Пирсон, очень к нему недоброжелательный: «К двадцати пяти годам Форстер уже отлично знал каждого, кто был хоть чем-то знаменит в мире искусства, — поразительное достижение! По-видимому, это был не просто человек, решившийся во что бы то ни стало пробиться на самый верх, но и готовый воспользоваться при этом любыми средствами. Мало того, он мог хладнокровно, не моргнув глазом, отделаться от тех, кто был когда-то ему полезен, но в чьих услугах он больше не нуждался. Немудрено, что ему везло в дружбе с важными персонами: с каким усердием он угождал им, как был внимателен, с каким жаром их превозносил!.. Мир искусства он, если можно так выразиться, вполне прибрал к рукам… он отрекался от собственных взглядов с той же легкостью, что и от приятелей, которые больше были не нужны… Вцепившись в того, с кем он хотел завести знакомство — как правило, человека известного или стоявшего на пороге известности, — он дней за десять умудрялся сблизиться с ним так, как это не удалось бы другому и в десять лет. Едва эти отношения устанавливались более или менее прочно, друг становился его собственностью…»

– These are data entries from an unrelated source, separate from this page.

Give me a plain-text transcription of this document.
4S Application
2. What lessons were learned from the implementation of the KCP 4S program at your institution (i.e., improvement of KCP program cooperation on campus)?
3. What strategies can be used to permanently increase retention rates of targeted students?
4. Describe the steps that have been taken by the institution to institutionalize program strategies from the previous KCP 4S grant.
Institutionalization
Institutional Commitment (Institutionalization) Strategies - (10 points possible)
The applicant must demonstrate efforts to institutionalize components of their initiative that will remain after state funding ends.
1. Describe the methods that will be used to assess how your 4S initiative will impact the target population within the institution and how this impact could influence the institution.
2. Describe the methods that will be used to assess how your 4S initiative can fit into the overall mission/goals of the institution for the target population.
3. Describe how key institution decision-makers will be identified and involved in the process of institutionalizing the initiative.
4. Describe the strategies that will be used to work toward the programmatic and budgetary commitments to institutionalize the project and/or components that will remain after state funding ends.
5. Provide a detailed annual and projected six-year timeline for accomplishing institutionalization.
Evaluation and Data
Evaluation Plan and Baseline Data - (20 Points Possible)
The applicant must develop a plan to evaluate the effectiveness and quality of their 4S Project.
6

Больше никто из серьезных биографов так Форстера не оценивает, дружба, похоже, была обоюдно искренней. Томалин: «Диккенс иногда дразнил Форстера и неистово с ним ссорился, но Форстер был единственным человеком, которому он поверял свои чувства, и он никогда не прекращал доверять ему и полагаться на него. Дружба не была совершенно равной, и Диккенс иногда считал Форстера чем-то само собой разумеющимся, переживая периоды охлаждения к нему и увлечения другими людьми; но когда он нуждался в помощи, то всегда шел к Форстеру. И хотя у Форстера были и другие друзья — Макриди, Бульвер, Браунинг, Карлейль, — только Диккенс стал солнцем и центром его жизни, от которого зависело его счастье… Это была одна из тех меняющих жизнь дружб, что возникают, когда два молодых человека или девушки знакомятся и каждый вдруг обретает идеально родственную душу. Это форма влюбленности… И Диккенс и Форстер любили женщин, но ни одна женщина не могла дать им того общения, какое им требовалось».